Well, Tanis got some Vegan noms at a big potluck celebration at the park today. I know I'm a contradiction to most people being vegan myself but feeding my dog raw meat. Though there was no meat, he was in absolute heaven at the event with all of the fun people, children and other dogs to play with. He also enjoyed getting sweet potatoes, green beans and pumpkin goodies that he doesn't normally get!


----------



## Spaz (Sep 3, 2009)

Hannah had a turkey quarter and scrapes from our meal. :smile:


----------



## sassymaxmom (Dec 7, 2008)

Thanksgiving was saved by the turkey cooker! My BIL gave me the raw giblets for the dogs. Max will get turkey after all, neck, gizzard, heart and liver - just a day late.


----------



## spookychick13 (Jan 26, 2010)

My boys had beef ribs for dinner, it's their favorite.

Well, everything is Jack's favorite, but beef ribs seem to be Flip's number one. 

Well, that's aside from the big new york strip he had for his gotcha day. 
He's not spoiled.


----------



## luvMyBRT (Mar 8, 2010)

spookychick13 said:


> Well, that's aside from the big new york strip he had for his gotcha day.
> He's not spoiled.


Nope, doesn't sound spoiled to me at all. Neither is Lucky. It's very normal for her to get part of my filet mignon. :biggrin:


----------



## Mia (Oct 4, 2010)

We did our thanksgiving in OCT:biggrin:


----------



## schtuffy (May 17, 2010)

Well the plan was to top some of his raw dinner with a few scraps of white meat from the turkey. But we are down in GA with the in laws for the holiday and my mother in law decided to sneak him wayyyy too much turkey after seeing how much he liked it. Needless to say, today he has cannon butt, despite me warning her it would happen if she kept feeding him :frown:


----------



## SerenityFL (Sep 28, 2010)

Well we WERE going to have raw turkey and bones but since that post by Rachel quoting the ASPCA warnings about raw turkey and bones, I was petrified to feed it to them and have them get salmonella.

So they had raw pork ribs and raw pig tail instead.


----------



## 3RingCircus (May 24, 2010)

Well, Bailey and Barnum, the t-u-r-k-e-y-s, were stuffed on Thanksgiving Day.

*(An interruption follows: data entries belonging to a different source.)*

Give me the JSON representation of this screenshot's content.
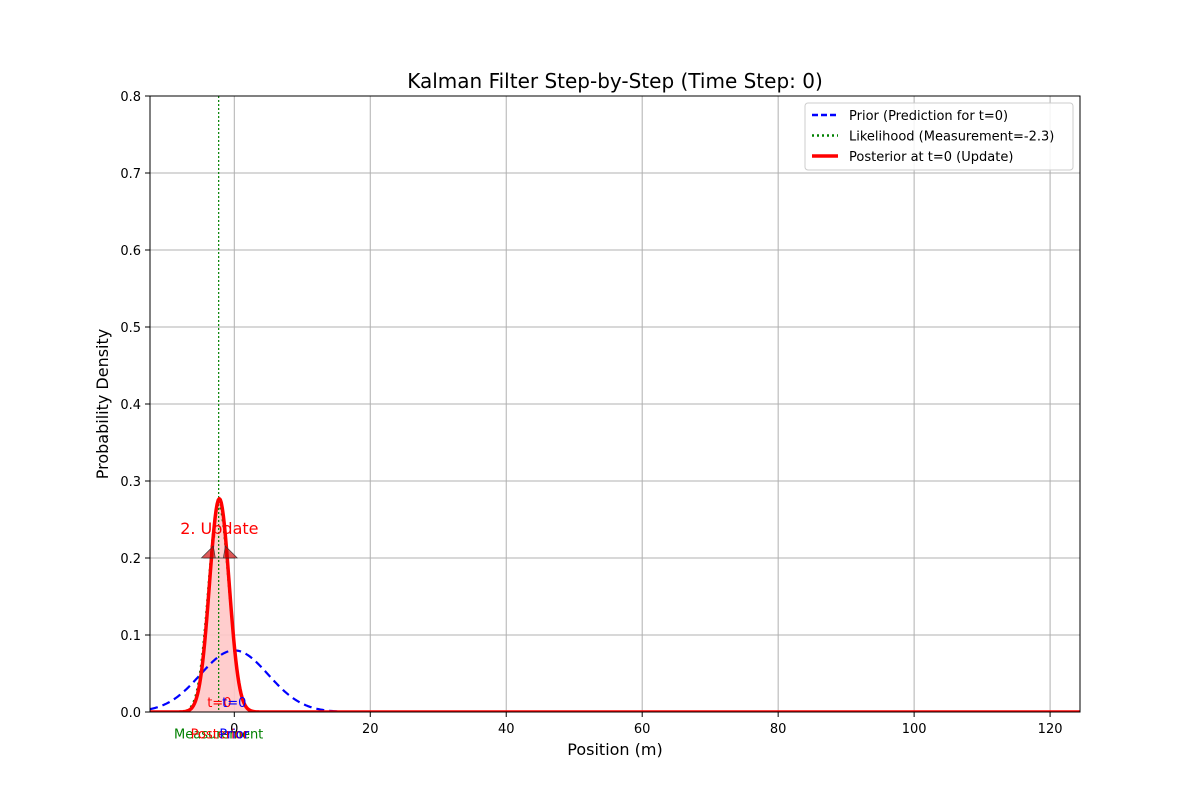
{
  "chart_data": {
    "type": "line",
    "title": "Kalman Filter Step-by-Step (Time Step: 0)",
    "xlabel": "Position (m)",
    "ylabel": "Probability Density",
    "xlim": [
      -12.4,
      124.4
    ],
    "ylim": [
      0,
      0.8
    ],
    "xticks": [
      0,
      20,
      40,
      60,
      80,
      100,
      120
    ],
    "yticks": [
      0.0,
      0.1,
      0.2,
      0.3,
      0.4,
      0.5,
      0.6,
      0.7,
      0.8
    ],
    "grid": true,
    "legend_position": "top-right",
    "series": [
      {
        "name": "Prior (Prediction for t=0)",
        "kind": "gaussian",
        "mean": 0.0,
        "std": 5.0,
        "peak": 0.08,
        "color": "#0000ff",
        "style": "dashed"
      },
      {
        "name": "Likelihood (Measurement=-2.3)",
        "kind": "gaussian",
        "mean": -2.3,
        "std": 1.5,
        "peak": 0.27,
        "color": "#008000",
        "style": "dotted"
      },
      {
        "name": "Posterior at t=0 (Update)",
        "kind": "gaussian",
        "mean": -2.2,
        "std": 1.44,
        "peak": 0.277,
        "color": "#ff0000",
        "style": "solid",
        "fill": "#ffc8c8"
      }
    ],
    "measurement_line": {
      "x": -2.3,
      "color": "#008000"
    },
    "annotations": [
      {
        "text": "2. Update",
        "x": -2.2,
        "y": 0.2,
        "color": "#ff0000"
      },
      {
        "text": "t=0",
        "x": -2.2,
        "y": 0.005,
        "color": "#ff0000"
      },
      {
        "text": "t=0",
        "x": 0.0,
        "y": 0.005,
        "color": "#0000ff"
      },
      {
        "text": "Measurement",
        "x": -2.3,
        "y": -0.015,
        "color": "#008000"
      },
      {
        "text": "Posterior",
        "x": -2.2,
        "y": -0.015,
        "color": "#ff0000"
      },
      {
        "text": "Prior",
        "x": 0.0,
        "y": -0.015,
        "color": "#0000ff"
      }
    ]
  }
}
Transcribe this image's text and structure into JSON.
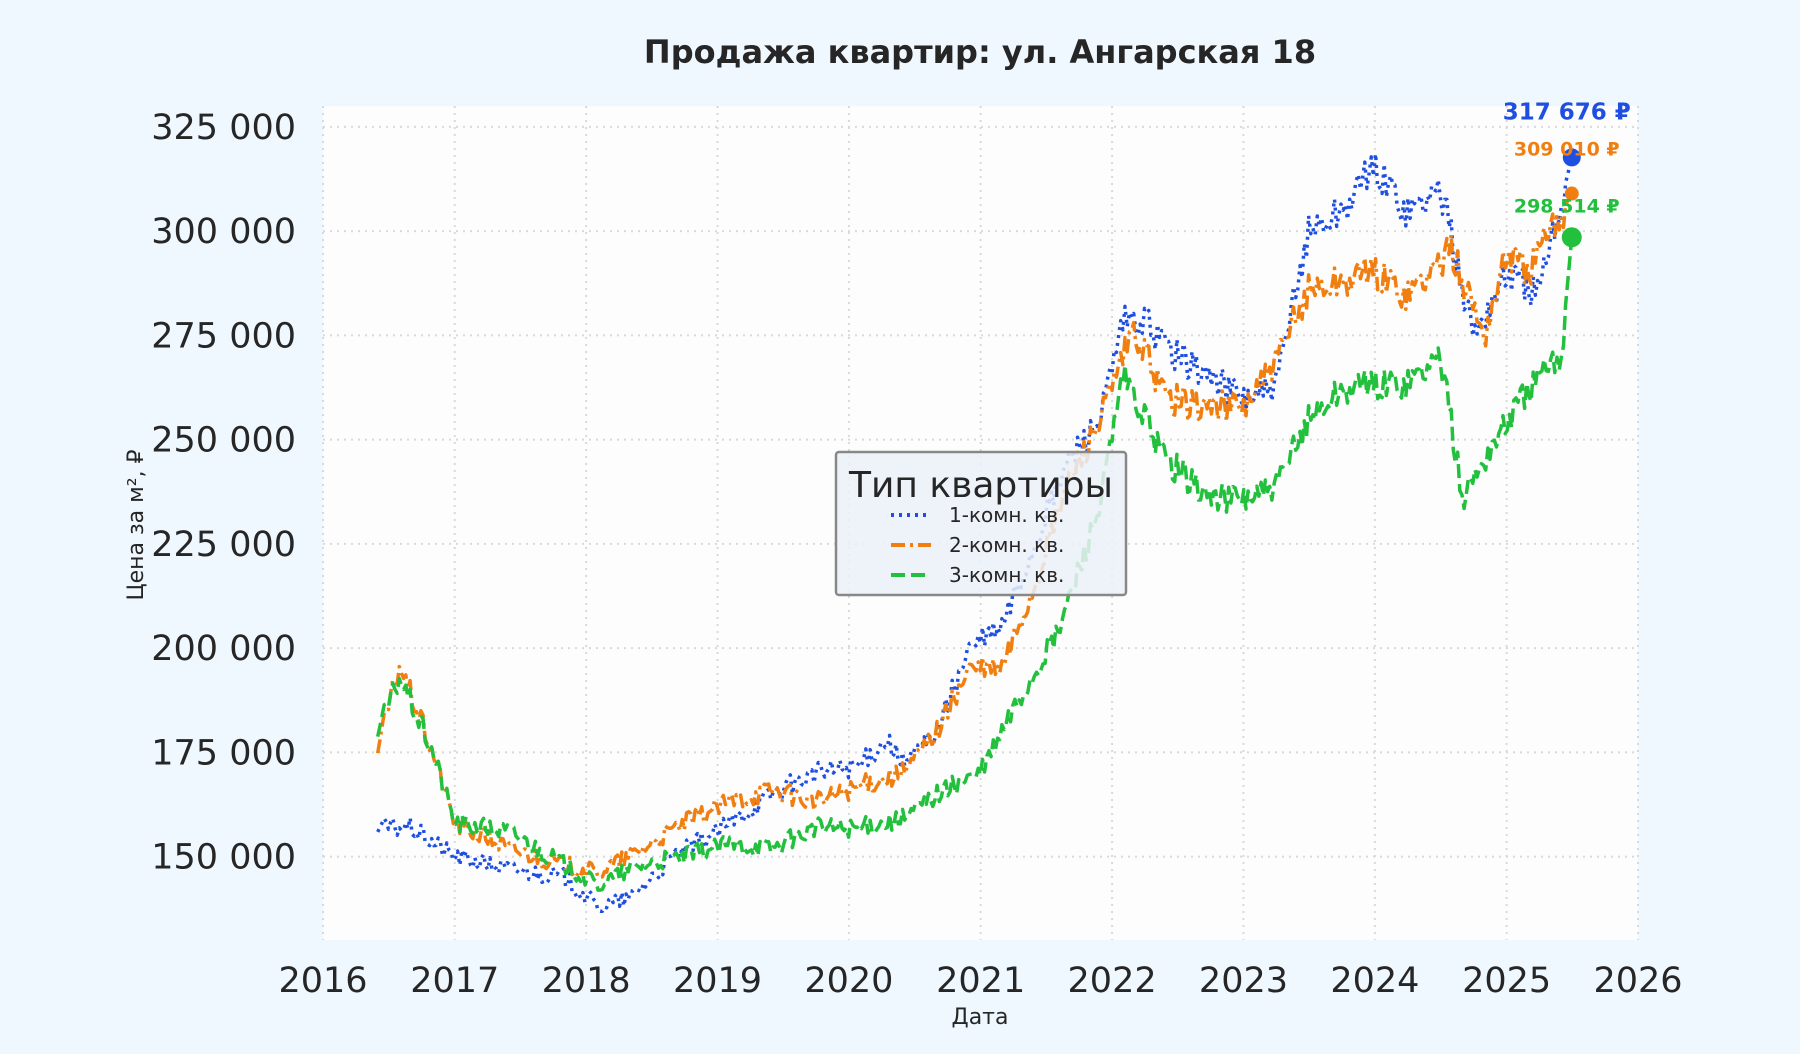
{
  "chart_data": {
    "type": "line",
    "title": "Продажа квартир: ул. Ангарская 18",
    "xlabel": "Дата",
    "ylabel": "Цена за м², ₽",
    "xlim": [
      "2016-01-01",
      "2026-01-01"
    ],
    "ylim": [
      130000,
      330000
    ],
    "x_ticks": [
      "2016",
      "2017",
      "2018",
      "2019",
      "2020",
      "2021",
      "2022",
      "2023",
      "2024",
      "2025",
      "2026"
    ],
    "y_ticks": [
      "150 000",
      "175 000",
      "200 000",
      "225 000",
      "250 000",
      "275 000",
      "300 000",
      "325 000"
    ],
    "y_tick_values": [
      150000,
      175000,
      200000,
      225000,
      250000,
      275000,
      300000,
      325000
    ],
    "grid": true,
    "legend": {
      "title": "Тип квартиры",
      "position": "center"
    },
    "series": [
      {
        "name": "1-комн. кв.",
        "color": "#1f4fe0",
        "style": "dotted",
        "x": [
          "2016-06-01",
          "2016-09-01",
          "2017-01-01",
          "2017-06-01",
          "2017-11-01",
          "2018-02-01",
          "2018-05-01",
          "2018-09-01",
          "2019-01-01",
          "2019-06-01",
          "2019-10-01",
          "2020-02-01",
          "2020-04-15",
          "2020-06-01",
          "2020-09-01",
          "2020-12-01",
          "2021-03-01",
          "2021-06-01",
          "2021-09-01",
          "2021-12-01",
          "2022-02-01",
          "2022-04-01",
          "2022-07-01",
          "2022-10-01",
          "2023-01-01",
          "2023-04-01",
          "2023-07-01",
          "2023-10-01",
          "2024-01-01",
          "2024-04-01",
          "2024-07-01",
          "2024-10-01",
          "2025-01-01",
          "2025-04-01",
          "2025-07-01"
        ],
        "y": [
          157000,
          157000,
          150000,
          147000,
          145000,
          138000,
          140000,
          150000,
          156000,
          165000,
          170000,
          172000,
          178000,
          172000,
          180000,
          200000,
          205000,
          225000,
          245000,
          255000,
          278000,
          278000,
          270000,
          265000,
          260000,
          262000,
          300000,
          305000,
          315000,
          305000,
          310000,
          275000,
          290000,
          285000,
          317676
        ]
      },
      {
        "name": "2-комн. кв.",
        "color": "#f07f10",
        "style": "dashdot",
        "x": [
          "2016-06-01",
          "2016-08-01",
          "2016-11-01",
          "2017-01-01",
          "2017-06-01",
          "2017-11-01",
          "2018-02-01",
          "2018-05-01",
          "2018-10-01",
          "2019-02-01",
          "2019-06-01",
          "2019-10-01",
          "2020-02-01",
          "2020-06-01",
          "2020-09-01",
          "2020-12-01",
          "2021-03-01",
          "2021-06-01",
          "2021-09-01",
          "2021-12-01",
          "2022-03-01",
          "2022-06-01",
          "2022-09-01",
          "2023-01-01",
          "2023-04-01",
          "2023-07-01",
          "2023-10-01",
          "2024-01-01",
          "2024-04-01",
          "2024-08-01",
          "2024-11-01",
          "2025-01-01",
          "2025-03-01",
          "2025-07-01"
        ],
        "y": [
          176000,
          196000,
          175000,
          158000,
          152000,
          148000,
          146000,
          150000,
          158000,
          163000,
          166000,
          163000,
          167000,
          170000,
          180000,
          195000,
          195000,
          215000,
          240000,
          255000,
          276000,
          260000,
          258000,
          258000,
          268000,
          286000,
          288000,
          290000,
          285000,
          295000,
          275000,
          295000,
          290000,
          309010
        ]
      },
      {
        "name": "3-комн. кв.",
        "color": "#22c03c",
        "style": "dashed",
        "x": [
          "2016-06-01",
          "2016-08-01",
          "2016-11-01",
          "2017-01-01",
          "2017-06-01",
          "2017-11-01",
          "2018-02-01",
          "2018-06-01",
          "2018-10-01",
          "2019-02-01",
          "2019-06-01",
          "2019-10-01",
          "2020-02-01",
          "2020-06-01",
          "2020-09-01",
          "2021-01-01",
          "2021-04-01",
          "2021-08-01",
          "2021-12-01",
          "2022-02-01",
          "2022-06-01",
          "2022-10-01",
          "2023-01-01",
          "2023-04-01",
          "2023-07-01",
          "2023-10-01",
          "2024-01-01",
          "2024-04-01",
          "2024-07-01",
          "2024-09-01",
          "2024-12-01",
          "2025-03-01",
          "2025-06-01",
          "2025-07-01"
        ],
        "y": [
          180000,
          193000,
          175000,
          158000,
          156000,
          148000,
          143000,
          148000,
          150000,
          153000,
          152000,
          157000,
          157000,
          159000,
          165000,
          170000,
          185000,
          203000,
          235000,
          265000,
          245000,
          236000,
          236000,
          238000,
          255000,
          262000,
          263000,
          264000,
          270000,
          236000,
          250000,
          262000,
          270000,
          298514
        ]
      }
    ],
    "end_labels": [
      {
        "series": "1-комн. кв.",
        "text": "317 676 ₽"
      },
      {
        "series": "2-комн. кв.",
        "text": "309 010 ₽"
      },
      {
        "series": "3-комн. кв.",
        "text": "298 514 ₽"
      }
    ]
  }
}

Other than my hubby being a little bullheaded things went smoothly. Hubby thought he should just leave the food out even if they didn't finish it.  Not such a good idea.

A 14 pound turkey was shared between two puppies who thoroughly enjoyed their raw turkey meal. My hubby cut off the wing tips thinking they weren't a good eat. Next he'll know to just gut it and leave the rest.

Bailey grabbed the turkey neck, his first. He loved it. Barnum grabbed the entire turkey by the hindquarter and dragged it over to his spot. I think he had designs on that turkey. I tossed it back into the center of things and Bailey grabbed it and started gnawing away. He even growled at Barnum when he approached. I've never seen Bailey do that before. Maybe it was like fresh kill? Who knows. Interesting reaction.

After Bailey finished he walked away and I tossed the bird into Barnum's feeding spot, a kennel. He ate part of a wing, a breast, and a hindquarter. Then he walked away.

Since the turkey was left out, Bailey thought he needed to gorge himself some more. He finished it off. I thought before this point it should've been refrigerated. But my hubby insisted that it was perfectly fine to let Bailey finish it off.  It wasn't. Bailey gorged himself and was too full. For a few minutes afterward, Bailey acted as if he was going to barf. He never did though.

Both pups didn't play at all after eating. We made them rest for 2.5 hours before they could go out in the yard together. They had no desire to do anything but lay on the front porch.

Both pups had dinner tonight and that's it for today. Neither one even hinted they were hungry until this evening. They were stuffed to the gills, no wings, no, uh... ribs. :biggrin:


----------



## magicre (Apr 7, 2010)

we went on a spa vacation and left our dogs home with their groomer.

when we got back, they got turkey gizzards and lamb trachea.....


----------



## spookychick13 (Jan 26, 2010)

A spa vacation!! I am jealous


----------



## magicre (Apr 7, 2010)

spookychick13 said:


> A spa vacation!! I am jealous


so were the dogs, when we told them LOL


----------